National Extreme Ultrafast Science Facility
The heart of the new National Extreme Ultrafast Science Facility (NEXUS) at Ohio State will be a one-of-a-kind ultrafast laser that delivers a kilowatt of power — roughly 200 times more powerful than a typical ultrafast laser. This will be the first such laser installed in the U.S.
Ultrafast lasers, which work by generating extremely fast light pulses, allow researchers to study how electrons move in molecules and solids at unfathomably small time scales and spatial resolutions.

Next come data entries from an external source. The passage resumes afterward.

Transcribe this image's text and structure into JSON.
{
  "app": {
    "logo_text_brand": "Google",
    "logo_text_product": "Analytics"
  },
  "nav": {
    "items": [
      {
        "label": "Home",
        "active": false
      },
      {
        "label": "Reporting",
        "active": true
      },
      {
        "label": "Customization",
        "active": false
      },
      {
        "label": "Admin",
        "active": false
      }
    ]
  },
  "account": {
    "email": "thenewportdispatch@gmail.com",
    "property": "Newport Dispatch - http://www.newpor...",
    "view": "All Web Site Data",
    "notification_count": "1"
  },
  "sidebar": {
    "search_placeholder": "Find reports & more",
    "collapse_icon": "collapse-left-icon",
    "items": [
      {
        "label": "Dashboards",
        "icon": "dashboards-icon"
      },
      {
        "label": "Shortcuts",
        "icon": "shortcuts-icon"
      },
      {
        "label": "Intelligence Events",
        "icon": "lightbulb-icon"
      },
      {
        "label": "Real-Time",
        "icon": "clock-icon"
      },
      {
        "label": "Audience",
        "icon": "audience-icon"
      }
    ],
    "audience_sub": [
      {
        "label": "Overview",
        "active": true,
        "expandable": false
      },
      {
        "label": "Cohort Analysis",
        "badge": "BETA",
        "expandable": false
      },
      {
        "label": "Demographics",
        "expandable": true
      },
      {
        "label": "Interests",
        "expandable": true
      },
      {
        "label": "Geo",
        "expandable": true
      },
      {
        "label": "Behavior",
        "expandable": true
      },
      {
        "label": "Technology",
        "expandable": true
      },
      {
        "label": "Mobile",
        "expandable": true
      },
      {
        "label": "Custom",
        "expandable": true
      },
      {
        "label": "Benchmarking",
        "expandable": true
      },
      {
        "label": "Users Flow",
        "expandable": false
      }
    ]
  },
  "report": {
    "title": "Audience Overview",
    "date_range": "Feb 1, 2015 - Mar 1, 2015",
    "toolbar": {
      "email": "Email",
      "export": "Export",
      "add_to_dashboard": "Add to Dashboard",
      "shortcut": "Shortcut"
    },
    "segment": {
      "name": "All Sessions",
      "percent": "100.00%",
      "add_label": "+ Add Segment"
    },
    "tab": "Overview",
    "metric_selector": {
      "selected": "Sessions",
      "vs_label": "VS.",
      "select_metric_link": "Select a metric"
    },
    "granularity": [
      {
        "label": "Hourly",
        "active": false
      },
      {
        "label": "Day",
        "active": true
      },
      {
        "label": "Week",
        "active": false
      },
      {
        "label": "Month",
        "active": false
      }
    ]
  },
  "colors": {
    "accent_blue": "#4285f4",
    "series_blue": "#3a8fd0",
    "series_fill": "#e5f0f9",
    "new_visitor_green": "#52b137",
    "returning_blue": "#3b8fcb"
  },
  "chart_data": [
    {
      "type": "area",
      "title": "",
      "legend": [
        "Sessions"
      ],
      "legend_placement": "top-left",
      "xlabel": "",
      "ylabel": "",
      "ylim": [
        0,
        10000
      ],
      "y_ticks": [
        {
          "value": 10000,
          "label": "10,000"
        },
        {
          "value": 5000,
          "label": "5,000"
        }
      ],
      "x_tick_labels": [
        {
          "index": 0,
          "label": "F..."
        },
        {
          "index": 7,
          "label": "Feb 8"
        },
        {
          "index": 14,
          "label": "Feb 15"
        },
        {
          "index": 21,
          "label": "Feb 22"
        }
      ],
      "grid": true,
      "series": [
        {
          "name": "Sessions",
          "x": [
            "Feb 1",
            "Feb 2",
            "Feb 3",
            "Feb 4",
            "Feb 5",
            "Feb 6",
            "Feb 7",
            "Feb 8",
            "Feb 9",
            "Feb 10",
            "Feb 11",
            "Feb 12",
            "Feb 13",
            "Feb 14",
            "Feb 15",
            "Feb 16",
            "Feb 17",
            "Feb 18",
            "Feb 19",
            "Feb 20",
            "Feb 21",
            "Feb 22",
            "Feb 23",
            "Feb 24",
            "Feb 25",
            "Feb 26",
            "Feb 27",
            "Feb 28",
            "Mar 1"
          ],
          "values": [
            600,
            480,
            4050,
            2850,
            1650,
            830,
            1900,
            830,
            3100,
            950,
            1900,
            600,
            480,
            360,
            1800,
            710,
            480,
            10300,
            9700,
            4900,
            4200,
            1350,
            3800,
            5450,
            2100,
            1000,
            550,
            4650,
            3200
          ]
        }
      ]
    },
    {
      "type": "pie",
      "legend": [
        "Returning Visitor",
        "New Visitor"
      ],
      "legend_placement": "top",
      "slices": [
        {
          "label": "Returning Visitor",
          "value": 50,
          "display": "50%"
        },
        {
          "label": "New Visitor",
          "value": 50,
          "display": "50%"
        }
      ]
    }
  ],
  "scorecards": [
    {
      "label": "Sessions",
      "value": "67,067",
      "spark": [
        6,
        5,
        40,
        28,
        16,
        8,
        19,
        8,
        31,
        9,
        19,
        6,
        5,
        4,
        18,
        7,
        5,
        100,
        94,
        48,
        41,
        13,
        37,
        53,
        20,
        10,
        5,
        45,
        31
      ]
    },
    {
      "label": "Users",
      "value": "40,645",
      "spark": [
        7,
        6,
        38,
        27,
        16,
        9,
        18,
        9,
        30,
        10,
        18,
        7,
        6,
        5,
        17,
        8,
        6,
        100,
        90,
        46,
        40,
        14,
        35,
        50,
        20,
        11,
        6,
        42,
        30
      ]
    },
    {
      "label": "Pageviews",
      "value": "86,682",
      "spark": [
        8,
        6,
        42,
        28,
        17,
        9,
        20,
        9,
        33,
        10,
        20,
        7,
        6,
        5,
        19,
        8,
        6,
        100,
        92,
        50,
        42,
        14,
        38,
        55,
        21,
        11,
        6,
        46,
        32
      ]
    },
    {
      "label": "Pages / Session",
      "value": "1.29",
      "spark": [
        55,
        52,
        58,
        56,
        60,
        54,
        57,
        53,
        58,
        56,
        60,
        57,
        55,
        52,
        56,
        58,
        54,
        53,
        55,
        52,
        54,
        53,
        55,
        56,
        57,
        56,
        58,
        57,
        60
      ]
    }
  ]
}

While most ultrafast lasers create light pulses at a repetition rate of 1,000 per second, the kilowatt laser will deliver 100,000 per second.
“It will allow you to get the same quality of data in 1/100th of the time; experiments that take us a week can now be completed in less than an hour,” said Robert Baker, associate professor of chemistry and biochemistry and principal investigator of the NSF NEXUS project, which will be managed by the Institute for Optical Science (IOS) and includes researchers from both the Department of Chemistry and Biochemistry and Department of Physics.
One of Ohio State's current lasers, an extreme ultraviolet spectrometer, at Celeste Lab.
Scientific challenges to be addressed by the equipment include capturing and converting solar energy and mastering information transport on the atomic scale to create new quantum information technologies.
“Both of these goals require being able to control how electrons move,” Baker explained. “We’re targeting measurements that can have time resolution down to the attosecond — a billion billionth of a second — and spatial resolution down to an angstrom, which is about the size of an atom.”
Fun fact: An attosecond to a second is what a second is to roughly 14 billion years
NEXUS will be located in Celeste Laboratory. Baker and IOS Director and Physics Professor Louis DiMauro will serve as co-directors of the facility, which requires some renovation to ensure a temperature- and humidity-controlled lab space with next-to-nonexistent vibration. The laser is expected to be up and running within three years.
Ohio State was selected for NEXUS both for its proven infrastructure capabilities and its leadership in ultrafast technologies.
“Once it’s built it will be managed here, but it’s really for the benefit of the whole scientific community,” Baker said. “It is an honor, as well as a big responsibility, that the NSF has selected Ohio State to be the host site for this historic award.”
Co-PIs include Chris Jaroniec, Mark Foster, Philip Grandinetti, and Blanton Tolbert (National Gateway Ultrahigh Field NMR Center); and Lou DiMauro, Jay Gupta, Roland Kawakami and Claudia Turro (NEXUS).